Have Irish Budgets really added €1,000 a year to Household bills?

It’s curious how comments made based on the projections of an economic model take on a life of their own and often invested with a level of certainty far removed from the caveats surrounding any model based simulation. Brexit was a good case in point, with dire warnings about the hit to the Irish economy that would unfold , and we now have a recent example, relating to the 2025 Budget and the claim that ‘by breaching its (spending ) rule,the Government is estimated to add €1,000 to the cost of a typical household’s yearly outgoings’.

That statement comes from the Irish Fiscal Advisory Council’s flash release on the 2025 Budget and is in turn based on research published by the Central Bank in their June 2024 Quarterly Bulletin . The article (‘Fiscal priorities for the short and medium term’) attempted to quantify the impact on the economy of Government spending in excess of the target 5% annual rise, using one of the Bank’s economic models, based on the assumption that the higher spending is current as opposed to capital and financed by borrowing, assumptions not mentioned again by anyone, and of course at variance with the fact the Govt is actually running a very large current budget surplus , not fully offset by a capital deficit.In other words Government spending is more than offset by Government tax and other receipts.
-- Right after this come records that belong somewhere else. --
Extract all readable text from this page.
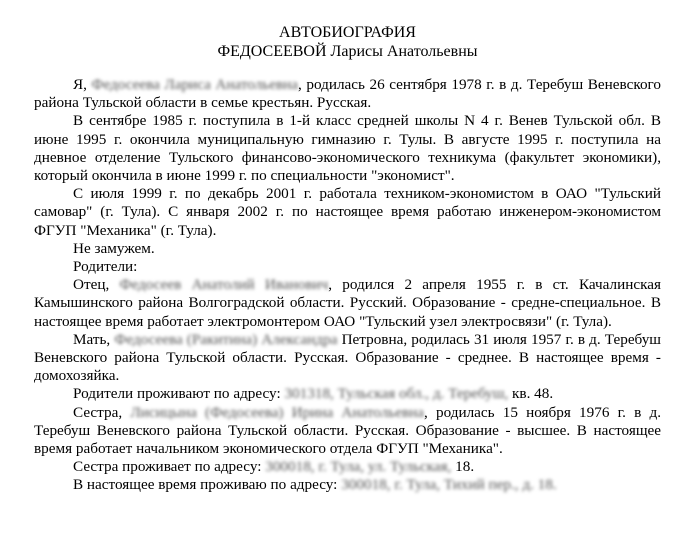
АВТОБИОГРАФИЯ
ФЕДОСЕЕВОЙ Ларисы Анатольевны

Я, Федосеева Лариса Анатольевна, родилась 26 сентября 1978 г. в д. Теребуш Веневского района Тульской области в семье крестьян. Русская.

В сентябре 1985 г. поступила в 1-й класс средней школы N 4 г. Венев Тульской обл. В июне 1995 г. окончила муниципальную гимназию г. Тулы. В августе 1995 г. поступила на дневное отделение Тульского финансово-экономического техникума (факультет экономики), который окончила в июне 1999 г. по специальности "экономист".

С июля 1999 г. по декабрь 2001 г. работала техником-экономистом в ОАО "Тульский самовар" (г. Тула). С января 2002 г. по настоящее время работаю инженером-экономистом ФГУП "Механика" (г. Тула).

Не замужем.

Родители:

Отец, Федосеев Анатолий Иванович, родился 2 апреля 1955 г. в ст. Качалинская Камышинского района Волгоградской области. Русский. Образование - средне-специальное. В настоящее время работает электромонтером ОАО "Тульский узел электросвязи" (г. Тула).

Мать, Федосеева (Ракитина) Александра Петровна, родилась 31 июля 1957 г. в д. Теребуш Веневского района Тульской области. Русская. Образование - среднее. В настоящее время - домохозяйка.

Родители проживают по адресу: 301318, Тульская обл., д. Теребуш, кв. 48.

Сестра, Лисицына (Федосеева) Ирина Анатольевна, родилась 15 ноября 1976 г. в д. Теребуш Веневского района Тульской области. Русская. Образование - высшее. В настоящее время работает начальником экономического отдела ФГУП "Механика".

Сестра проживает по адресу: 300018, г. Тула, ул. Тульская, 18.

В настоящее время проживаю по адресу: 300018, г. Тула, Тихий пер., д. 18.
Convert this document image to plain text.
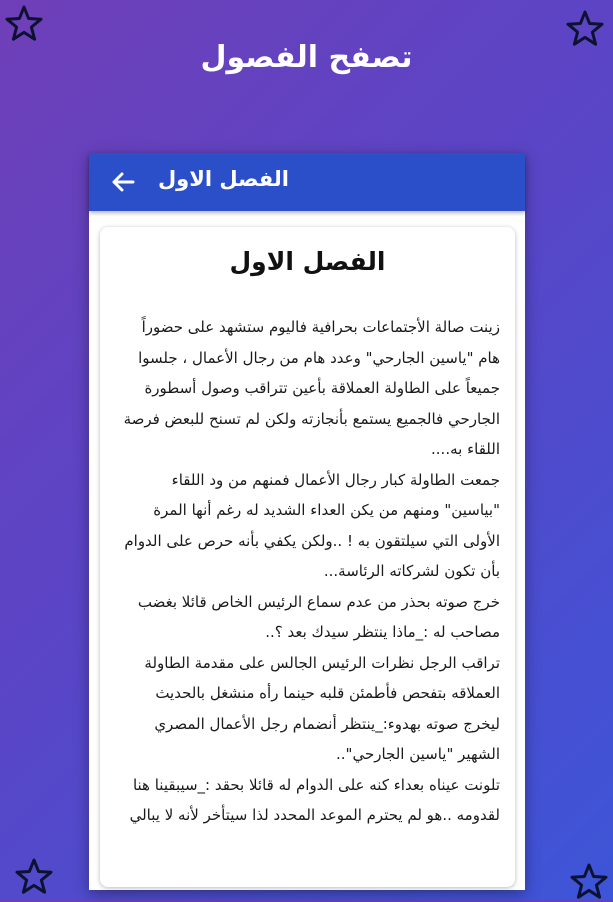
تصفح الفصول
الفصل الاول
الفصل الاول

زينت صالة الأجتماعات بحرافية فاليوم ستشهد على حضوراً هام "ياسين الجارحي" وعدد هام من رجال الأعمال ، جلسوا جميعاً على الطاولة العملاقة بأعين تتراقب وصول أسطورة الجارحي فالجميع يستمع بأنجازته ولكن لم تسنح للبعض فرصة اللقاء به....

جمعت الطاولة كبار رجال الأعمال فمنهم من ود اللقاء "بياسين" ومنهم من يكن العداء الشديد له رغم أنها المرة الأولى التي سيلتقون به ! ..ولكن يكفي بأنه حرص على الدوام بأن تكون لشركاته الرئاسة...

خرج صوته بحذر من عدم سماع الرئيس الخاص قائلا بغضب مصاحب له :_ماذا ينتظر سيدك بعد ؟..

تراقب الرجل نظرات الرئيس الجالس على مقدمة الطاولة العملاقه بتفحص فأطمئن قلبه حينما رأه منشغل بالحديث ليخرج صوته بهدوء:_ينتظر أنضمام رجل الأعمال المصري الشهير "ياسين الجارحي"..

تلونت عيناه بعداء كنه على الدوام له قائلا بحقد :_سيبقينا هنا لقدومه ..هو لم يحترم الموعد المحدد لذا سيتأخر لأنه لا يبالي
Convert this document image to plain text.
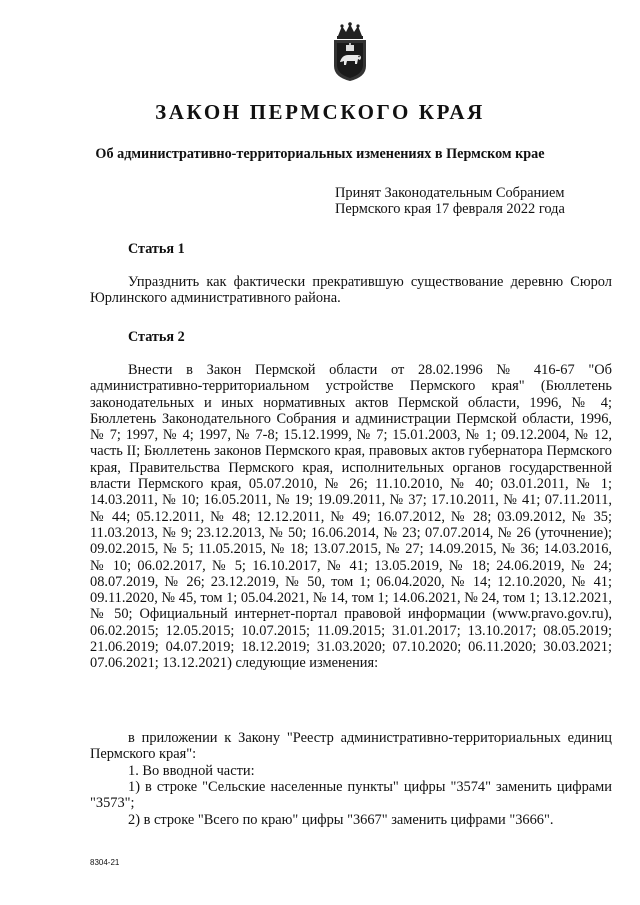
ЗАКОН ПЕРМСКОГО КРАЯ
Об административно-территориальных изменениях в Пермском крае
Принят Законодательным Собранием
Пермского края 17 февраля 2022 года
Статья 1

Упразднить как фактически прекратившую существование деревню Сюрол Юрлинского административного района.

Статья 2

Внести в Закон Пермской области от 28.02.1996 № 416-67 "Об административно-территориальном устройстве Пермского края" (Бюллетень законодательных и иных нормативных актов Пермской области, 1996, № 4; Бюллетень Законодательного Собрания и администрации Пермской области, 1996, № 7; 1997, № 4; 1997, № 7-8; 15.12.1999, № 7; 15.01.2003, № 1; 09.12.2004, № 12, часть II; Бюллетень законов Пермского края, правовых актов губернатора Пермского края, Правительства Пермского края, исполнительных органов государственной власти Пермского края, 05.07.2010, № 26; 11.10.2010, № 40; 03.01.2011, № 1; 14.03.2011, № 10; 16.05.2011, № 19; 19.09.2011, № 37; 17.10.2011, № 41; 07.11.2011, № 44; 05.12.2011, № 48; 12.12.2011, № 49; 16.07.2012, № 28; 03.09.2012, № 35; 11.03.2013, № 9; 23.12.2013, № 50; 16.06.2014, № 23; 07.07.2014, № 26 (уточнение); 09.02.2015, № 5; 11.05.2015, № 18; 13.07.2015, № 27; 14.09.2015, № 36; 14.03.2016, № 10; 06.02.2017, № 5; 16.10.2017, № 41; 13.05.2019, № 18; 24.06.2019, № 24; 08.07.2019, № 26; 23.12.2019, № 50, том 1; 06.04.2020, № 14; 12.10.2020, № 41; 09.11.2020, № 45, том 1; 05.04.2021, № 14, том 1; 14.06.2021, № 24, том 1; 13.12.2021, № 50; Официальный интернет-портал правовой информации (www.pravo.gov.ru), 06.02.2015; 12.05.2015; 10.07.2015; 11.09.2015; 31.01.2017; 13.10.2017; 08.05.2019; 21.06.2019; 04.07.2019; 18.12.2019; 31.03.2020; 07.10.2020; 06.11.2020; 30.03.2021; 07.06.2021; 13.12.2021) следующие изменения:

в приложении к Закону "Реестр административно-территориальных единиц Пермского края":

1. Во вводной части:

1) в строке "Сельские населенные пункты" цифры "3574" заменить цифрами "3573";

2) в строке "Всего по краю" цифры "3667" заменить цифрами "3666".

8304-21
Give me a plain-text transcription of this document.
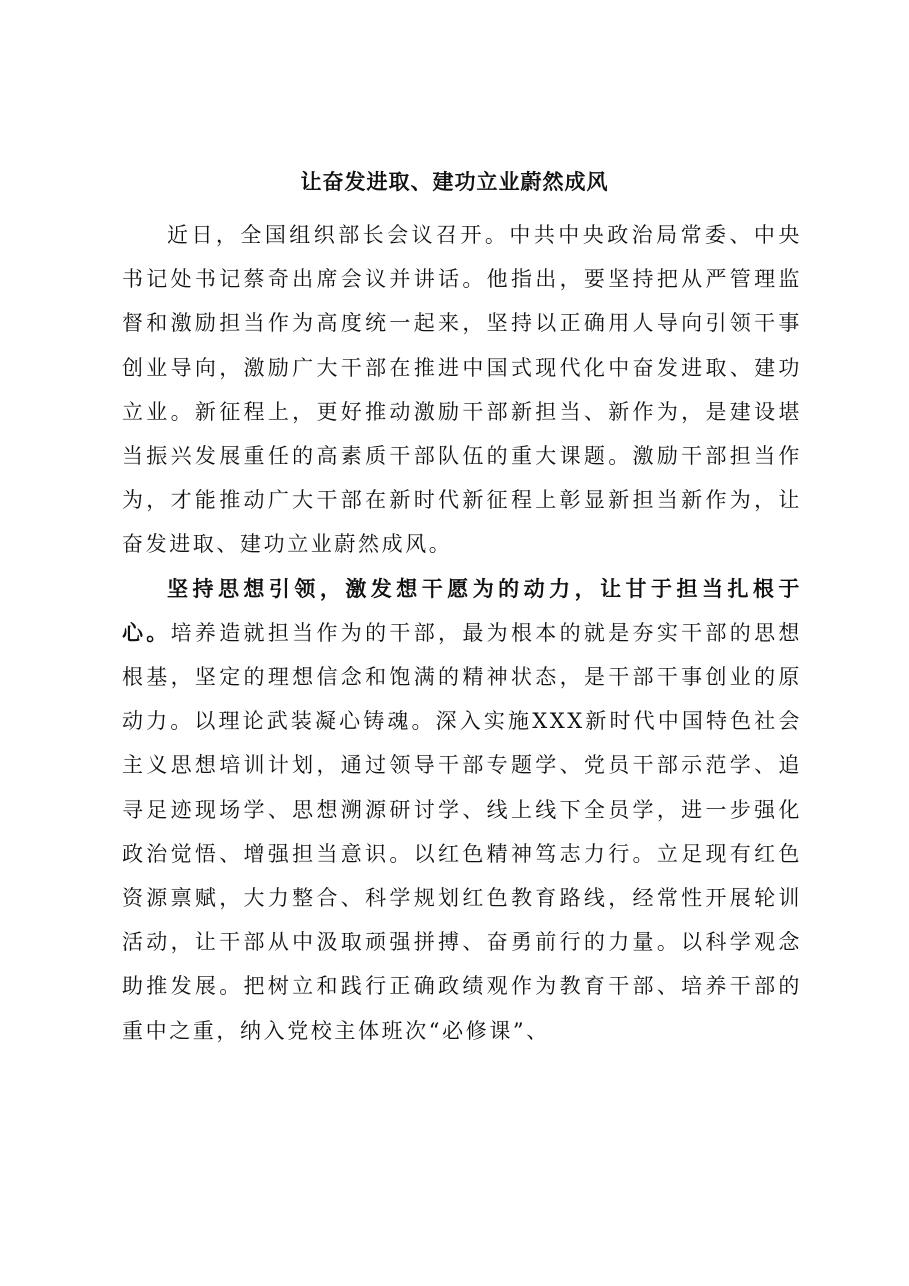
让奋发进取、建功立业蔚然成风

近日，全国组织部长会议召开。中共中央政治局常委、中央书记处书记蔡奇出席会议并讲话。他指出，要坚持把从严管理监督和激励担当作为高度统一起来，坚持以正确用人导向引领干事创业导向，激励广大干部在推进中国式现代化中奋发进取、建功立业。新征程上，更好推动激励干部新担当、新作为，是建设堪当振兴发展重任的高素质干部队伍的重大课题。激励干部担当作为，才能推动广大干部在新时代新征程上彰显新担当新作为，让奋发进取、建功立业蔚然成风。

坚持思想引领，激发想干愿为的动力，让甘于担当扎根于心。培养造就担当作为的干部，最为根本的就是夯实干部的思想根基，坚定的理想信念和饱满的精神状态，是干部干事创业的原动力。以理论武装凝心铸魂。深入实施XXX新时代中国特色社会主义思想培训计划，通过领导干部专题学、党员干部示范学、追寻足迹现场学、思想溯源研讨学、线上线下全员学，进一步强化政治觉悟、增强担当意识。以红色精神笃志力行。立足现有红色资源禀赋，大力整合、科学规划红色教育路线，经常性开展轮训活动，让干部从中汲取顽强拼搏、奋勇前行的力量。以科学观念助推发展。把树立和践行正确政绩观作为教育干部、培养干部的重中之重，纳入党校主体班次“必修课”、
The simulation showed that domestic demand would be boosted and inflation 0.5% per annum higher than would have been the case over the period 2022-23. Assuming a 7.1% average rise in Government spending from 2024 to 2027 the model predicted inflation to be 0.5% higher in 2024, 0.3% in 2025, 0.2% in 2026 and less than 0.1% in 2027. So over the full period , 2022 to 2027, the model puts the cumulative impact on the price level at around 2%, which multiplied by IFAC’s assumed Household average outlay of €50,000 per annum gives the €1,000 figure.

So a model based simulation, based on higher current spending, financed by borrowing, translates into the €1,000 a year cost which is then repeated as if a fact.